The U.S. experience should lead the way
Helicopter money means transferring central bank money directly to households, in order to stimulate nominal demand and thereby boost inflation. Helicopter advocates argue more money in the customers’ pocket will lead to more expenditures.
But will it work? The effectiveness depends on the quantitative difference between the substitution and the income effect, since the helicopter drop can be used for higher expenditures now as well as in the future depending on the households’ time preferences. To evaluate this net effect we are lacking empirical evidence. However, in light of ageing societies the substitution effect is expected to be highly relevant.
Basically, we have two main insights into helicopter money’s characteristics: first, transferring the same amount to every citizen (ignoring technical problems) will have distributional consequences. Although many people might like these – inequality would decrease – it is highly doubtful that we want central bankers with no democratic legitimization to decide about our redistribution scheme just like that.
Second, helicopter money can be expensive. Transferring 200 Euro monthly to every citizen’s account for one year would cost the central bank more than 800 billion Euro – 8 percent of the Eurozone’s GDP. Yes, the central bank can “just print” money at very low marginal cost, but helicopter money is central bank money not backed by assets.
Once the money is wired to the economy there is no possibility to reverse the helicopter drop in case of overshooting inflation. We have no experience in conducting helicopter money, but there is historical evidence that all big inflations were caused by central banks doing quasi-fiscal policy. This is why helicopter money is dangerous: We wouldn’t know where we are going, but for sure we couldn’t go back. To be clear on this: Central banking is not an experimental laboratory. We cannot rely on central bankers to decide our future. Monetary policy did its job, now it is the governments’ turn.

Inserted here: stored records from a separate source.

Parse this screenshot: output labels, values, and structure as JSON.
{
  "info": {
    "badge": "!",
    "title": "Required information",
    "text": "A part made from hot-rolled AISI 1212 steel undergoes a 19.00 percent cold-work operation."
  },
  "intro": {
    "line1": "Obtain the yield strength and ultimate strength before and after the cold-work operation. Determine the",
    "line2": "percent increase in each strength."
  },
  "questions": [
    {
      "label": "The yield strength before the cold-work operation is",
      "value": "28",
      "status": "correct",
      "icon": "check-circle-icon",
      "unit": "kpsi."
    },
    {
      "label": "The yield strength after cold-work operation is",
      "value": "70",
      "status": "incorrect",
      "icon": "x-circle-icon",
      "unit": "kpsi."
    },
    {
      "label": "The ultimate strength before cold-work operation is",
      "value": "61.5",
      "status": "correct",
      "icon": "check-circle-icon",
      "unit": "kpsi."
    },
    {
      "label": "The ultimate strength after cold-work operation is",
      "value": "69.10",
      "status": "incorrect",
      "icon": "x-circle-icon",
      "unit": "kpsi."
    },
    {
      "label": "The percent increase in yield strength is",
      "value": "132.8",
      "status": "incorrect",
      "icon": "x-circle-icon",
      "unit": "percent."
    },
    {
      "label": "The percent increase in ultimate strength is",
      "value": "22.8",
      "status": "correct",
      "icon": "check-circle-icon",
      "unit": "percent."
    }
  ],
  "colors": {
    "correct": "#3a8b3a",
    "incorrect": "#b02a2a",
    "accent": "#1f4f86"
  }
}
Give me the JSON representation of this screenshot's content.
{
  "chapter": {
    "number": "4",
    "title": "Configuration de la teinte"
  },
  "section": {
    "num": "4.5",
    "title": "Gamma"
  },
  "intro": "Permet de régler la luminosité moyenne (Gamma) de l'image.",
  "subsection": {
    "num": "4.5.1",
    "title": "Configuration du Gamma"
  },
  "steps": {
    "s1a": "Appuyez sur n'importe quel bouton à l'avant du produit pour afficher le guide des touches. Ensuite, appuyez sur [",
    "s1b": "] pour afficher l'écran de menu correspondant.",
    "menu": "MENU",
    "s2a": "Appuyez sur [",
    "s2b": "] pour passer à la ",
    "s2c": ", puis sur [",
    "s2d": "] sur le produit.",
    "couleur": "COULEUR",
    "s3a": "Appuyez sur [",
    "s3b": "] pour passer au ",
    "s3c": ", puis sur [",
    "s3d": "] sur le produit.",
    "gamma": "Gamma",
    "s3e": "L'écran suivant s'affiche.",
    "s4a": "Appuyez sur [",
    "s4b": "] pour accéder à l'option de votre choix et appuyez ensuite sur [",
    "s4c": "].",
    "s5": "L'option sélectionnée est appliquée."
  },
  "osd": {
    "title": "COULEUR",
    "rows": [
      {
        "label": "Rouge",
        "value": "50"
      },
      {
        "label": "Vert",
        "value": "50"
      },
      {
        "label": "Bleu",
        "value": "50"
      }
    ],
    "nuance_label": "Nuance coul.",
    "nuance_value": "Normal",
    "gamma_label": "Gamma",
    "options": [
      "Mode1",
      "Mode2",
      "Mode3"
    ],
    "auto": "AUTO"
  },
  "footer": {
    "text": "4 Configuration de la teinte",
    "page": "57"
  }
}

Instead of applying untested tools, the US policy experience should lead the way. Unemployment is down from 10 to now slightly below 5 percent and expected to decrease even further – growth forecasts look promising. America’s economic performance appeals exceptional not only in comparison with sluggish growth in Europe, but also given that the US financial sector was the origin of our generation’s most devastating economic crisis – less than a decade ago.
Bold state-driven recapitalization of major US financial intermediaries paved the way for the economic recovery and probably for the Fed’s monetary policy normalization in the medium term. Contrary, the European muddling through approach, experienced by Italian banks today, led to a weak bank lending still slowing down economic growth. Strengthening a second corporate financing channel, the capital market, is unavoidable in this context. The Capital Markets Union initiative goes into the right direction.
Right now, recapitalization of the Euro Area’s banking sector is the trigger to stimulate bank lending. Moreover, the introduction of risk weights for government debt in European bank capital regulation is necessary. The current approach with a zero-risk-weight creates a bias for banks away from lending to the economy towards financing governments.